Waiting for the GeForce 6800 Ultra to appear in shops, I purchased a Sparkle SP-8835 graphics card on the NVIDIA GeForce FX 5900XT chip (revision 1.0 of the product, that's why the standard frequencies were 390MHz GPU and 680MHz memory). The board carried 2.8ns memory chips from Hynix and this fact gave some hope for high overclocking results.
That turned to be true and my sample reached the tremendous 480/955MHz frequencies with its standard cooling system. Still, I thought that was not enough and took up the card seriously. My tuning was targeted specifically at the maximum score in 3DMark 2001 SE, but the performance grew appropriately in other 3D applications.
This article is written in the chronological order as I was making modifications to my graphics card. This makes it simpler to track the effect of each particular change. Each section contains a diagram which shows the frequency gain. It also mentions the state of the card after each particular mod since modifications were made at different times and it was not always possible to compare data we got under different conditions. I tried to provide the most comprehensive information, though.
The reader is supposed to have acquainted himself with the “NVIDIA GeForce FX 5900 XT FAQ: All You Need to Know About It” and to know the particulars of the card he’s going to mod.
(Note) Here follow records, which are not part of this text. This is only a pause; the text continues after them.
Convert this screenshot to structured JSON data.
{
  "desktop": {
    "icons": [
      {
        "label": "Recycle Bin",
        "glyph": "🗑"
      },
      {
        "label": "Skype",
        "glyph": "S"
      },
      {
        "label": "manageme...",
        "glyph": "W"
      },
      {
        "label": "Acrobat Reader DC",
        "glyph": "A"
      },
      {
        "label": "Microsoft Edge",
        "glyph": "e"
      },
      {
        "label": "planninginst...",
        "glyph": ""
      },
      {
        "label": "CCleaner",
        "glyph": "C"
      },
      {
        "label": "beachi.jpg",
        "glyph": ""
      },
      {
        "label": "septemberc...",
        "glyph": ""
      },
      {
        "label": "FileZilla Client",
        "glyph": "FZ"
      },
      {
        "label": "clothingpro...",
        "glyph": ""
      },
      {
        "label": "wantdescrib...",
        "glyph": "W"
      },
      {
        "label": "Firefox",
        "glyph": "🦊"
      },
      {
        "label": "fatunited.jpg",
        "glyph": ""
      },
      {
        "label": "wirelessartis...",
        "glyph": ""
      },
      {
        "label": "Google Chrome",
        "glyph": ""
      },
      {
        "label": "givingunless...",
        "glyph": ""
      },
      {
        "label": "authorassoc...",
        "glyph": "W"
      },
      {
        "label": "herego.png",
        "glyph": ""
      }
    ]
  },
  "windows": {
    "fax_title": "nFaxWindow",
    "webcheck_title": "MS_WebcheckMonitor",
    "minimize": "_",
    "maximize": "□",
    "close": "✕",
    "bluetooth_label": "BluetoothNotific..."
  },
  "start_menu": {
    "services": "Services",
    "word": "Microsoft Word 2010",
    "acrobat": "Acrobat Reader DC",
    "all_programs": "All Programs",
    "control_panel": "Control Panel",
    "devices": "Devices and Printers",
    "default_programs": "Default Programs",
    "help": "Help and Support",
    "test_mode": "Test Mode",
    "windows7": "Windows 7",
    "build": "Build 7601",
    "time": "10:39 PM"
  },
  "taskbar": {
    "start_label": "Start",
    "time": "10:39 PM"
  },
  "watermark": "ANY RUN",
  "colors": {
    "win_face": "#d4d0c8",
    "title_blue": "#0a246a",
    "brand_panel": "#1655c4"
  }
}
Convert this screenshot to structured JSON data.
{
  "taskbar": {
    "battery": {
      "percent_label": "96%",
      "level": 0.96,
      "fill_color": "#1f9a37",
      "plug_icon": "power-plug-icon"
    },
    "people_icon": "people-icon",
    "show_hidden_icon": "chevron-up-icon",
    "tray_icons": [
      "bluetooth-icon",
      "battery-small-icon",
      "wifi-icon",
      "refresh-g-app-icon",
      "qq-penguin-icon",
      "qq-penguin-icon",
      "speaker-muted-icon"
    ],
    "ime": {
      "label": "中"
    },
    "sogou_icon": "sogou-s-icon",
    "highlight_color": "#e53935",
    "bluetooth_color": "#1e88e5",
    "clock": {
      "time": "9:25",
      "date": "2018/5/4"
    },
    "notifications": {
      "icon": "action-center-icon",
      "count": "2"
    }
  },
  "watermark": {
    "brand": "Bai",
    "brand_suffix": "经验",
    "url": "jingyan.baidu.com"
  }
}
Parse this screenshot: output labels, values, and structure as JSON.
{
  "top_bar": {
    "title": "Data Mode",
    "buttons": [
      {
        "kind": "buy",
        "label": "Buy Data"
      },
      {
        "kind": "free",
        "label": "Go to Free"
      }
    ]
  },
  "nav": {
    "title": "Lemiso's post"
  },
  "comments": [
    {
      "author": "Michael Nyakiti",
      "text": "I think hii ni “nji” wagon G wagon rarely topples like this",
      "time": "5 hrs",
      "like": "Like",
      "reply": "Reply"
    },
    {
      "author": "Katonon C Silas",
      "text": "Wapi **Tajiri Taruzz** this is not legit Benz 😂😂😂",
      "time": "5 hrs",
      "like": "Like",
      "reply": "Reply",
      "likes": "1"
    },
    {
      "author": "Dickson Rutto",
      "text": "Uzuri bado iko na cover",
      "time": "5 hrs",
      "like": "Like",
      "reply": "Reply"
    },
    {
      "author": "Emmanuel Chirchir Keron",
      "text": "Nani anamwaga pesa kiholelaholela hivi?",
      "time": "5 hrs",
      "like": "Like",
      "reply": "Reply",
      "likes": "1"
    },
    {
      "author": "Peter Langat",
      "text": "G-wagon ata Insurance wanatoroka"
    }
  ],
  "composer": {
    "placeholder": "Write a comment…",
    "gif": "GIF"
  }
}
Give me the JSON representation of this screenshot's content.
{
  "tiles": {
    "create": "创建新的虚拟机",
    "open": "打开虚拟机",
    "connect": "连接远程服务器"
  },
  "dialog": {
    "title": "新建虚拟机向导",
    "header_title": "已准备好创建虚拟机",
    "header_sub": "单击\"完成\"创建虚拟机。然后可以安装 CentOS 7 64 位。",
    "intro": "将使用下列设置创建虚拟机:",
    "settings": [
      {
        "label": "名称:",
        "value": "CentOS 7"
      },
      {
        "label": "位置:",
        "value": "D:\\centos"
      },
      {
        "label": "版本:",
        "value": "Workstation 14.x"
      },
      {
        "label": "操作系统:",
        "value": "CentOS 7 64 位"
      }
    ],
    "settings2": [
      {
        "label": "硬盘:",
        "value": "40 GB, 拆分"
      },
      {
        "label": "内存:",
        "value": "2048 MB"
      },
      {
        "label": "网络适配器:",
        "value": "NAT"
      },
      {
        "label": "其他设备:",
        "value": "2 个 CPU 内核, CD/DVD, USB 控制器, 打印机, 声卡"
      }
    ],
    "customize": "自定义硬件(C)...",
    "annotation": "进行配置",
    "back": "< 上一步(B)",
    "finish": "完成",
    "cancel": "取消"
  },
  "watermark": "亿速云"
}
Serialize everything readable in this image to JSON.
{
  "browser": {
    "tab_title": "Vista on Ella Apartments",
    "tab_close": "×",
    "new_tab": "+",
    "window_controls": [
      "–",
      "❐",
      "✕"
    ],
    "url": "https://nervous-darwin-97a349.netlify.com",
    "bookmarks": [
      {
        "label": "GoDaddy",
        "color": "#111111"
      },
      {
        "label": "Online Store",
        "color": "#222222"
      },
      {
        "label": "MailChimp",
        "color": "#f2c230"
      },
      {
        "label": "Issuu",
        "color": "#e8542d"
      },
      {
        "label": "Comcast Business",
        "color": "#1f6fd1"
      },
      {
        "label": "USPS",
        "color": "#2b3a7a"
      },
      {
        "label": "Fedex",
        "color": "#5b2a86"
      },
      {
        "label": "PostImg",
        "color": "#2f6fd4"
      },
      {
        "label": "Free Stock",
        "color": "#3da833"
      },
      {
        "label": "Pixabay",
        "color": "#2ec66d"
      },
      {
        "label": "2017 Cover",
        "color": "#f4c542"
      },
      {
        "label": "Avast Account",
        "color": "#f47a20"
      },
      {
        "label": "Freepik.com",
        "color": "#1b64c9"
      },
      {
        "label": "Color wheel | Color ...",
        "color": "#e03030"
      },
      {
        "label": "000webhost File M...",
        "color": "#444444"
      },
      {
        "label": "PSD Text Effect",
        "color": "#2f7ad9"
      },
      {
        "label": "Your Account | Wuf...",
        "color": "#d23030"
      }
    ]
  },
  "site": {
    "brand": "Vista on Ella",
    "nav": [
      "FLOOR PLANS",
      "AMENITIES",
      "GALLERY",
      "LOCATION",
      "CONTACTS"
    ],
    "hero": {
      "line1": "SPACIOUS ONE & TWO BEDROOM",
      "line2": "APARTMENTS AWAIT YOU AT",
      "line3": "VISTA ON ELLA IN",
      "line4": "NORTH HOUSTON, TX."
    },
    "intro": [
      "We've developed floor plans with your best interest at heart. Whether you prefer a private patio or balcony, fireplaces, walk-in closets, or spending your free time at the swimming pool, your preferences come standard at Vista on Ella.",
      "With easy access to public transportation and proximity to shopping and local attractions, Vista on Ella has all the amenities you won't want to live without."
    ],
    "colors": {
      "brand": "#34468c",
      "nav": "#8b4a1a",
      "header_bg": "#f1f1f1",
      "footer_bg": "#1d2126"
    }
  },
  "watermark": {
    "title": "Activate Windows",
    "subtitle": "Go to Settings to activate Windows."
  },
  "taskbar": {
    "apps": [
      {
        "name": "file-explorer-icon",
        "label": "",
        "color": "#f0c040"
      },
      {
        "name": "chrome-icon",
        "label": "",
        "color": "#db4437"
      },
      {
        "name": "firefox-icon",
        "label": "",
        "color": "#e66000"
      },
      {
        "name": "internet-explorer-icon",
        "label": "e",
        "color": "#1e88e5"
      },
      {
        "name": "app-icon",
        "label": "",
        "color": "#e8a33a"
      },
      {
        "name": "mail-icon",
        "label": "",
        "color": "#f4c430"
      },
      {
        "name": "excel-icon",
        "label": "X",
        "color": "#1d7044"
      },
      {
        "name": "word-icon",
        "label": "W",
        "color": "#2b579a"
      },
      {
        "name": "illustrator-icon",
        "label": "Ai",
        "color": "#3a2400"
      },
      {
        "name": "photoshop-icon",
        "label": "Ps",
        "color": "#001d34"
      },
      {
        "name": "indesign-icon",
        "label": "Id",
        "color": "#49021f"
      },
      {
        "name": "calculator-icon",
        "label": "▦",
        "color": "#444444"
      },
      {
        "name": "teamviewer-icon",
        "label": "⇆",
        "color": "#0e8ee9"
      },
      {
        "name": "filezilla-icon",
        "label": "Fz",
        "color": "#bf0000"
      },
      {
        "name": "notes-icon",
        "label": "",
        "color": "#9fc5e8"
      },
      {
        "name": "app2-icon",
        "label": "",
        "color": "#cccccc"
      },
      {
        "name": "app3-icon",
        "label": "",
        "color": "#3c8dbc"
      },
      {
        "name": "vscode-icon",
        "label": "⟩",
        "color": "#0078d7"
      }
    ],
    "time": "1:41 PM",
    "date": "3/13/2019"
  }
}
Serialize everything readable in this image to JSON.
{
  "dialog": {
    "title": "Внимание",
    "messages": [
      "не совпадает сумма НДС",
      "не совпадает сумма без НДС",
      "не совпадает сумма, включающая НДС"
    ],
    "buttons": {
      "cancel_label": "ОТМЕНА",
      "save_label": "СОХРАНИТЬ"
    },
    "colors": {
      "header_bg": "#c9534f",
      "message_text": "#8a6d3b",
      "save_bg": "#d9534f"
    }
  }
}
That’s why I don’t repeat the info given in the FAQ.
This guide applies to all graphics cards with the GeForce FX 5900XT GPU that follow NVIDIA’s reference design. I know of two exceptions only:
- the graphics card from Palit uses an original PCB design and the guides to Vgpu and Vmem modding don’t work with it;
- the 1300 series graphics cards from Gainward use the FX 5900/5900 Ultra reference design and you volt-mod them following the standard guides for such cards.
Besides the GeForce FX 5900XT proper, other “cut-down” versions of the FX 5900 based on the same PCB design are modded identically. For example, Prolink PixelView FX 5900 LE, ASUS V9950SE and V9950GE and others.
First of all, I refuse to give any warranties whatsoever. This guide is a description of modifications successfully made to the construction of the graphics card by the team of ModLabs.net. Each mod was tested and helped to increase performance. However, we cannot promise you that you will be as successful (well, our card went to repair shop after all, too). We don’t accept any claims concerning damage to your card after the modification – such problems imply your own mistakes. The author and ModLabs.net are not responsible for any damage inflicted by repeating of what this guide describes.
Then, our disclaimer about volt-modding at large:
Attention! Volt-modding, if recognized, makes all warranty obligations void. So you should do everything neatly to be able to unsolder all back again in case of the card’s death.
You should take up volt-modding if all the following items are true:
- you are definite about how you will do it;
- you are very definite about why you will do it;
- you have soldering skills;
- you are not afraid of losing the warranty;
- you have squeezed the maximum out of your computer, but want more;
- all other methods of overclocking the graphics card are exhausted.
Besides volt-modding, there are other modifications in the guide, so some additional words seem necessary. Any physical modification of a graphics card like the removal of the frame or the gluing of heatsinks on the memory chips will also void the warranty of the manufacturer and seller if it is impossible to return the original look to the product. So you do everything at your own risk. Good luck!